Before you start any plan, here’s a checklist that matters more than any weight-loss promise:

Healthy is enjoying your life.
Healthy is finding the right situations to eat the foods you love.
Healthy is not worrying if you miss a day you planned to exercise, especially if it’s because you’re doing something better with your time.

Born Fitness, was built on the principle of balance, honesty, and keeping it real so you don’t waste your time or risk your health in an attempt to become better. I don’t care if you’re a professional bodybuilder or a recreational couch surfer — we all need balance.

How will I eat during the holidays or a night out? However I please. And I recommend you try something similar.

Your goal is to separate what it takes to change your body from what sounds helpful but isn’t needed. It can be as simple as a two-step filter:

  1. Add the good
  2. Remove the bad, and that includes the rigidity of diets you can’t stand (you hear me, diets that say you can’t eat at night) and workouts that aren’t fun.

Do your best to train hard, passionately, and relentlessly.

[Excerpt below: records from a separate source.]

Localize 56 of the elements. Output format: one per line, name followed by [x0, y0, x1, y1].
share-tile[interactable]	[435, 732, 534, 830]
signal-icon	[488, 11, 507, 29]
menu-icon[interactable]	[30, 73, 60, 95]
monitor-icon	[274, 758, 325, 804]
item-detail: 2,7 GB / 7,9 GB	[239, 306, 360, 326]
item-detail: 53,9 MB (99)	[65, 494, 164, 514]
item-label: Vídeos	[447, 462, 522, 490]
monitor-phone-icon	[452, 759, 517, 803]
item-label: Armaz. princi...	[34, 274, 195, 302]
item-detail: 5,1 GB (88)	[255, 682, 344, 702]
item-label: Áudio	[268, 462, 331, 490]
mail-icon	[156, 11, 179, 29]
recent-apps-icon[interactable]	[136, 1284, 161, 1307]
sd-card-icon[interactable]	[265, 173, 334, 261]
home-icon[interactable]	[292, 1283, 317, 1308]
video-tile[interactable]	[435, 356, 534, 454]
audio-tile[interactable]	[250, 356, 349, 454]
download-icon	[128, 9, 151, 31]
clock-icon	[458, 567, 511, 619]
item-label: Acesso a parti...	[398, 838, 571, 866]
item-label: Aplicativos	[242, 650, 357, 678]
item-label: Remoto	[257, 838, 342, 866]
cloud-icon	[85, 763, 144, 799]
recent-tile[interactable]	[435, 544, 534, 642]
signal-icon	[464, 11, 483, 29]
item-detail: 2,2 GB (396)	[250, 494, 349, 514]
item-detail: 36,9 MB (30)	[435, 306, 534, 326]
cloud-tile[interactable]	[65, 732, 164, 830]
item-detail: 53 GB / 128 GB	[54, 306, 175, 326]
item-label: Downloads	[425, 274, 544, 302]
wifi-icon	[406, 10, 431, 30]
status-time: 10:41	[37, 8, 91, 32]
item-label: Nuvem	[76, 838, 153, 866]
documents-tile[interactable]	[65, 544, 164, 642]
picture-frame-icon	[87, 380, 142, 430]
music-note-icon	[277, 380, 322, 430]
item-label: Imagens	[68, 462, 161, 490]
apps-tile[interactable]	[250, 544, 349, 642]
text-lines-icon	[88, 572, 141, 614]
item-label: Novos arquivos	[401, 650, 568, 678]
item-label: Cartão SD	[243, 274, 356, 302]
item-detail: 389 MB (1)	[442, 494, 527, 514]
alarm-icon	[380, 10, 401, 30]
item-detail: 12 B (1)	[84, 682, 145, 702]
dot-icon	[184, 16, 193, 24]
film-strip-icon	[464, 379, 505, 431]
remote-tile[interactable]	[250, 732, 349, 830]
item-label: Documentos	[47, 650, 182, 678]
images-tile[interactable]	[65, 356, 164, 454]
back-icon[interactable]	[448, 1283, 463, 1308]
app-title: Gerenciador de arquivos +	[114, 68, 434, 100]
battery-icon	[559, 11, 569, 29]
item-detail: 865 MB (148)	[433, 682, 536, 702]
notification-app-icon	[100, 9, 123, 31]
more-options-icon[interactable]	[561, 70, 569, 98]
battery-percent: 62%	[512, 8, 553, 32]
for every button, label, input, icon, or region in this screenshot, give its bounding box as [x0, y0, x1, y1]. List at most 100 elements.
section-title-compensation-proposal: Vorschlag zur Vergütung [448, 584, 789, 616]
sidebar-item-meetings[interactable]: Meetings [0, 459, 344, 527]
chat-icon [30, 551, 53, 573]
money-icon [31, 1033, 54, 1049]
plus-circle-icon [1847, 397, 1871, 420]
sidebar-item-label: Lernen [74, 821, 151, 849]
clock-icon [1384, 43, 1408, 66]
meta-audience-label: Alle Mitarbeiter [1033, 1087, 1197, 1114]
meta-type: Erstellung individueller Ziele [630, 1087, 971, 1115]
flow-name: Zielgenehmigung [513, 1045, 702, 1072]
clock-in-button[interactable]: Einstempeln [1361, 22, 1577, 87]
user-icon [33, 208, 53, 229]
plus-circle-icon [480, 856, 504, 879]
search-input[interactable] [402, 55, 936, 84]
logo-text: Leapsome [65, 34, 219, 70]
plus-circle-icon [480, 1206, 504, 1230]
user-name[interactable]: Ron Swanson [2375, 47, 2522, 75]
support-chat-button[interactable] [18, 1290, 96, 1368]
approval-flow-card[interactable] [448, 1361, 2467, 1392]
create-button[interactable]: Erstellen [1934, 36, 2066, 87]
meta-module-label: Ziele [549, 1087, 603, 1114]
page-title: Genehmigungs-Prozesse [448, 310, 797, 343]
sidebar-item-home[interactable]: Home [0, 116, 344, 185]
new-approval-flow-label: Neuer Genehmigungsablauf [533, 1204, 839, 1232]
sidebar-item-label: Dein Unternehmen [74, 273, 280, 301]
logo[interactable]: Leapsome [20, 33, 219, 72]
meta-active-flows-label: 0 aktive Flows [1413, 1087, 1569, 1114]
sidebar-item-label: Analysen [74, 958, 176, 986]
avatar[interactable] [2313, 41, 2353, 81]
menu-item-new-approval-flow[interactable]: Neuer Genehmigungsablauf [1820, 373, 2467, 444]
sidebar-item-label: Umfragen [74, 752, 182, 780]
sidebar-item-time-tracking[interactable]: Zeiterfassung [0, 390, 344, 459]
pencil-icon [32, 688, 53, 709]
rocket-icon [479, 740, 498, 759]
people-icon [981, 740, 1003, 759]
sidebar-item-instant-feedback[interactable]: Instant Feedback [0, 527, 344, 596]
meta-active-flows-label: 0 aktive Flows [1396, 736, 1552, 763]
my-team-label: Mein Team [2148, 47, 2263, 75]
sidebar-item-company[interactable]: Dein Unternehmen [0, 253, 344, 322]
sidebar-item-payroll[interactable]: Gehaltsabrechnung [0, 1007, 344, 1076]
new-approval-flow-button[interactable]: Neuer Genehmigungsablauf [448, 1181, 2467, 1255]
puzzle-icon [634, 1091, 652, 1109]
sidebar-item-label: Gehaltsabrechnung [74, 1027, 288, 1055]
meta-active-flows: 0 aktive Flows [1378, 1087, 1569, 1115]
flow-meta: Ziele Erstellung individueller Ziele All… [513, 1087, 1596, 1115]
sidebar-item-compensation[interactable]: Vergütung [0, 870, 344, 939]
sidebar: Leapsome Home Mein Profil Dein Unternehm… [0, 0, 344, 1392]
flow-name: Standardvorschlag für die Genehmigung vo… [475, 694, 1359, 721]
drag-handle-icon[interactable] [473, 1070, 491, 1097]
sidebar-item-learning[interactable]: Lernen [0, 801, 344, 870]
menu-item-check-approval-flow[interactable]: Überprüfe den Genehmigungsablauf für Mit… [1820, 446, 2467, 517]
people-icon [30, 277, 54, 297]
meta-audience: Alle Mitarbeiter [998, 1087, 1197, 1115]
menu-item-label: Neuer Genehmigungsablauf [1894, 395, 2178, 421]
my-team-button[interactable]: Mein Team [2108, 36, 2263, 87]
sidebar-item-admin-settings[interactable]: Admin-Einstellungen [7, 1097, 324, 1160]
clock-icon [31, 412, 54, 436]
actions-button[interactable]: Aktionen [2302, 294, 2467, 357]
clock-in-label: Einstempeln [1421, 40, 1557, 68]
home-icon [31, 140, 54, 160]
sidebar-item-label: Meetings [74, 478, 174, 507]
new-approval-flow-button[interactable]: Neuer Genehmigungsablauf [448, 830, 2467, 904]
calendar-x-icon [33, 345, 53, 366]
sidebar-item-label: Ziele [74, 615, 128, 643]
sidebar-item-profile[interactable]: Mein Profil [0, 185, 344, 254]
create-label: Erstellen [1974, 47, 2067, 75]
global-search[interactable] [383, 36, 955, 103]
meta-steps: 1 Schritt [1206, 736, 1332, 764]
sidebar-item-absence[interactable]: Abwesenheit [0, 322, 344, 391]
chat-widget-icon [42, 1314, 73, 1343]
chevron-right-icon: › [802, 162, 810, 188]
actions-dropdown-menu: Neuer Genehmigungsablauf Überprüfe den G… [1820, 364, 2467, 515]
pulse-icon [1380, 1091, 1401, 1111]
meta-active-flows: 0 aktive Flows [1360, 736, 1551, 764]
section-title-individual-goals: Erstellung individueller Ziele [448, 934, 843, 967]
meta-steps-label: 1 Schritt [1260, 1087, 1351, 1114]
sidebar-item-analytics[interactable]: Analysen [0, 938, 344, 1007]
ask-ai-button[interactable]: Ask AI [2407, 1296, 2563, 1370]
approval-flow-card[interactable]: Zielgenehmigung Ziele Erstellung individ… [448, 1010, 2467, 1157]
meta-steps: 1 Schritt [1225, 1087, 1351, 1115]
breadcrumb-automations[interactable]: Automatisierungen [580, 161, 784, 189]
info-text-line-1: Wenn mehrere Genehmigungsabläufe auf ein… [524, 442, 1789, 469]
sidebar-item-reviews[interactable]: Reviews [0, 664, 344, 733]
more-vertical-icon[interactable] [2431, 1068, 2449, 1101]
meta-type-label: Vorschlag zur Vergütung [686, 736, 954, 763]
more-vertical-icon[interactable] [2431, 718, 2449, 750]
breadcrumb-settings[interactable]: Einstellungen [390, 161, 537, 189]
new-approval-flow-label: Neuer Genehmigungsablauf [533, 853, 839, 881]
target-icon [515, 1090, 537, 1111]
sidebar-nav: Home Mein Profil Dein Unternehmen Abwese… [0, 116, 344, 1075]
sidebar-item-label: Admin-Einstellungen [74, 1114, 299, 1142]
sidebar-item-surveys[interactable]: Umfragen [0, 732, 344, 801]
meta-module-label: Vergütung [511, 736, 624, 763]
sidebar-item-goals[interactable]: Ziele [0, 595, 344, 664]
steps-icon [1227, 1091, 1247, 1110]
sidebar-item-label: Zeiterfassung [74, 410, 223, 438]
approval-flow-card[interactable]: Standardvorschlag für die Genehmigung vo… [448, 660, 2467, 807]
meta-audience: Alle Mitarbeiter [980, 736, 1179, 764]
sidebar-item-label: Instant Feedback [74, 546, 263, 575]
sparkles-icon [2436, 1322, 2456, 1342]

But if you miss days don’t sweat it.

Your job is to prioritize your health but not be perfect with it, especially during the holidays. The people you spend time with and the memories you make count more than any one workout.

That’s not an excuse or a lack of commitment to your fitness. Anyone who suggests that is only spreading the venom of their own insecurities and fears. If they choose to stay strict it can be perfectly healthy… if it’s their choice. But that doesn’t mean it has to be yours.

Instead, focus a mindset that helps you establish balance and peace of mind. Ultimately, it will probably lead to more consistency, better workouts, and improved diet compliance. That’s what happens when you have freedom and don’t need to stress the small things.

If you need a place to start, find an area that’s tough for you — such as eating carbs — and follow a more realistic approach.

Your workouts and eating habits should be a priority, but not always the top priority. Use your judgment about what’s important and enjoy.

Your body wouldn’t have it any other way.